El resultado es Klezmer Sefardí: antiguas músicas
judías originarias del Este de Europa, los Balcanes y el
Mediterráneo, en las que resuenan los ecos del desarraigo de los
judíos expulsados de la Península Ibérica, que se
llaman a sí mismos sefardím, (en hebreo
españoles, aunque sus antepasados hubiesen residido desde hace
cinco siglos en el Magreb, el Imperio Otomano o Europa del Este), junto
con las particularidades sonoras de los judíos ashkenazím,
que desde el sur de Alemania se desparramaron por Ucrania, Bielorrusia,
Rusia, Polonia, los países bálticos, Moldavia,
Rumanía, Hungría, Chequia, Eslovaquia y el resto del
mundo.
Para ello hemos imaginado un escenario verosímil en torno al
río Danubio, límite permeable de ambas ramas de la
cultura judía: al norte los ashkenazíes y su
lengua (el yidish, alemán antiguo condimentado de
palabras hebreas y eslavas) y al sur los sefardíes con
la suya propia (judezmo), fósil viviente del primer
castellano nacido antes del siglo XIV. Integrando sus contrastes
musicales e instrumentos: melodías arabizantes en úd,
kaval, qanún y darbúka al sur de la cuenca fluvial,
contra discursos sonoros fácilmente confundibles con los de
gitanos, ucranianos y europeos orientales al norte, con el
acordeón, violín y clarinete. Todo ello con el poderoso
nexo de unión intangible en la expresión vocal e
instrumental.
No queríamos quedarnos en un mero experimento de fusión y
por ello Klezmer Sefardí se articula en torno a un
contexto histórico y social determinado: una boda entre miembros
de sendas comunidades judías a finales del siglo XIX, cuando
ambas subculturas están en su apogeo, antes del Holocausto, el
nacimiento de Israel y la globalización posterior. Hemos
consultado e investigado toda fuente a nuestro alcance, incluida en la
tradición oral, para perfilar un collar de melodías de la
época, entonadas en los términos de sus particularidades
y generalidades, desde la instrumentación a los matices
interpretativos.
Sin embargo, como toda recreación, no es más que una
fantasía de virtualidad al servicio de la comunicación
musical contemporánea, a la que hemos querido sumar nuestra
propia capacidad, sensibilidad y biografía. Esperamos que llegue
a sus corazones con la misma frescura y
naturalidad con la que ha brotado de los nuestros.
Un bagaje diferente
A estas alturas del mundo "no hay nada nuevo bajo el sol", como
decía Salomón bajo el seudónimo de
Eclesiastés. Pero puede haber nuevas miradas y oídos
asombrados. Esta es nuestra intención al presentar este
repertorio de una misma estirpe y diferentes tradiciones, no
sólo por las divergencias de costumbres musicales de sefardíes
y ashkenazíes, sino aún dentro de ambas
subculturas y en relación con el entorno no judío en que
se desarrollaron.
Para alcanzar dicho objetivo, no solo es preceptivo conocer los
repertorios sino estar empapados de su alma, de sus miradas, de su
forma de oír y soñar. Y ello solo nos parecía
posible desde una óptica multi-angular de religiones, culturas y
geografías diversas. Y como sucede en los sistemas en los que
intervienen tantas variantes, el resultado pasa de un caos a un cosmos
que se auto-organiza y genera efectos impredecibles. Sucede en la
conjunción instrumental, donde el qanún suena a cimbalón,
el acordeón a órgano o cello, el úd se
percibe como pizzicato del violín, el def y el tar
se transforman en bombo y platillo y el clarinete en trompeta.

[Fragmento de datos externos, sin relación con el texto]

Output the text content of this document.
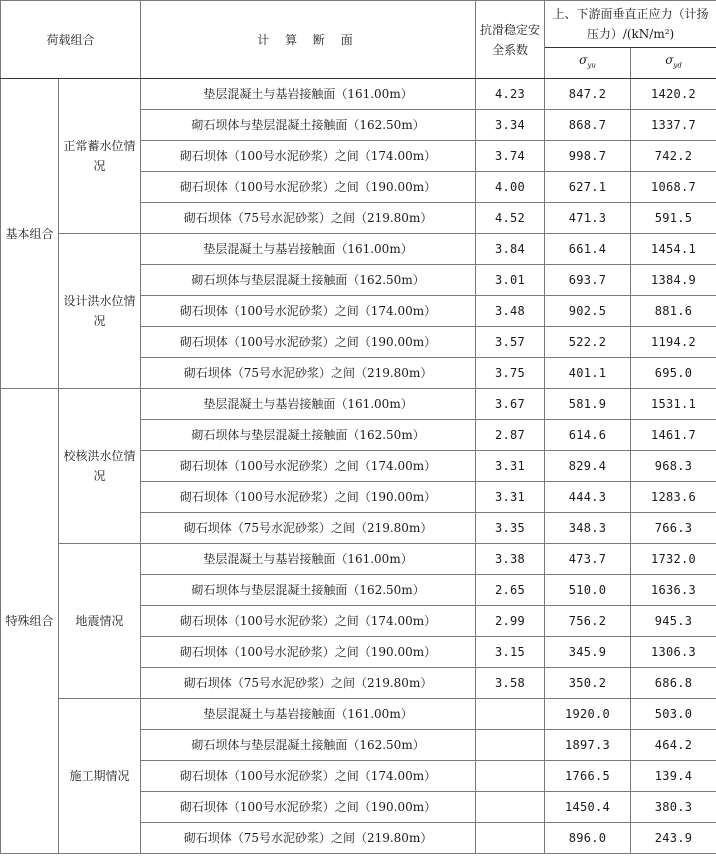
荷载组合		计 算 断 面	抗滑稳定安全系数	上、下游面垂直正应力（计扬压力）/(kN/m²)	
				$\sigma_{yu}$	$\sigma_{yd}$
基本组合	正常蓄水位情况	垫层混凝土与基岩接触面（161.00m）	4.23	847.2	1420.2
		砌石坝体与垫层混凝土接触面（162.50m）	3.34	868.7	1337.7
		砌石坝体（100号水泥砂浆）之间（174.00m）	3.74	998.7	742.2
		砌石坝体（100号水泥砂浆）之间（190.00m）	4.00	627.1	1068.7
		砌石坝体（75号水泥砂浆）之间（219.80m）	4.52	471.3	591.5
	设计洪水位情况	垫层混凝土与基岩接触面（161.00m）	3.84	661.4	1454.1
		砌石坝体与垫层混凝土接触面（162.50m）	3.01	693.7	1384.9
		砌石坝体（100号水泥砂浆）之间（174.00m）	3.48	902.5	881.6
		砌石坝体（100号水泥砂浆）之间（190.00m）	3.57	522.2	1194.2
		砌石坝体（75号水泥砂浆）之间（219.80m）	3.75	401.1	695.0
特殊组合	校核洪水位情况	垫层混凝土与基岩接触面（161.00m）	3.67	581.9	1531.1
		砌石坝体与垫层混凝土接触面（162.50m）	2.87	614.6	1461.7
		砌石坝体（100号水泥砂浆）之间（174.00m）	3.31	829.4	968.3
		砌石坝体（100号水泥砂浆）之间（190.00m）	3.31	444.3	1283.6
		砌石坝体（75号水泥砂浆）之间（219.80m）	3.35	348.3	766.3
	地震情况	垫层混凝土与基岩接触面（161.00m）	3.38	473.7	1732.0
		砌石坝体与垫层混凝土接触面（162.50m）	2.65	510.0	1636.3
		砌石坝体（100号水泥砂浆）之间（174.00m）	2.99	756.2	945.3
		砌石坝体（100号水泥砂浆）之间（190.00m）	3.15	345.9	1306.3
		砌石坝体（75号水泥砂浆）之间（219.80m）	3.58	350.2	686.8
	施工期情况	垫层混凝土与基岩接触面（161.00m）		1920.0	503.0
		砌石坝体与垫层混凝土接触面（162.50m）		1897.3	464.2
		砌石坝体（100号水泥砂浆）之间（174.00m）		1766.5	139.4
		砌石坝体（100号水泥砂浆）之间（190.00m）		1450.4	380.3
		砌石坝体（75号水泥砂浆）之间（219.80m）		896.0	243.9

No importa si no se entiende la letra, si los pies bailan con un ritmo
distinto del que dicta la cabeza o si las notas hieren el sentido
común: simplemente deja que la magia de la música haga lo
que tiene que hacer.
Sefarad y Ashkenaz
Los judíos fueron expulsados de la Judea romana a comienzos de
la era cristiana por el emperador Tito, a causa de sus constantes
rebeliones, dispersándose por las diferentes provincias del
Imperio. Con la caída de Roma a manos de las tribus
bárbaras, los judíos fueron expulsados de varios
territorios cristianizados, aunque más tarde Carlomagno les
devolvió la libertad religiosa de que antes habían
gozado, lo que les permitió migrar hacia el norte y este del
continente europeo.
En el otro extremo continental, la invasión musulmana de
España propició una era de tolerancia y prosperidad para
las comunidades judías asentadas en la península, que
conocían a través de la Biblia como Sefarad, antes de que
los cristianos la denominaran España y los musulmanes
Al-Andalus. Primero bajo gobierno musulmán hasta el siglo XIII y
luego bajo la protección de los reyes cristianos, los
judíos gozaron de libertad religiosa y cierto grado de
autonomía jurídica, progresando no solo
económicamente sino también participando de forma muy
activa y señalada en las artes y ciencias, y aún en la
política. Sin embargo, el proceso de reconquista y
unificación que culminó a manos de los Reyes
Católicos, Isabel de Castilla y Fernando de Aragón, con
la toma del ultimo bastión musulmán en Granada en 1492,
trajo consigo la dolorosa decisión real de expulsar (o forzar a
su conversión) a los judíos que allí establecieron
su hogar desde los inicios de la era cristiana y aún antes.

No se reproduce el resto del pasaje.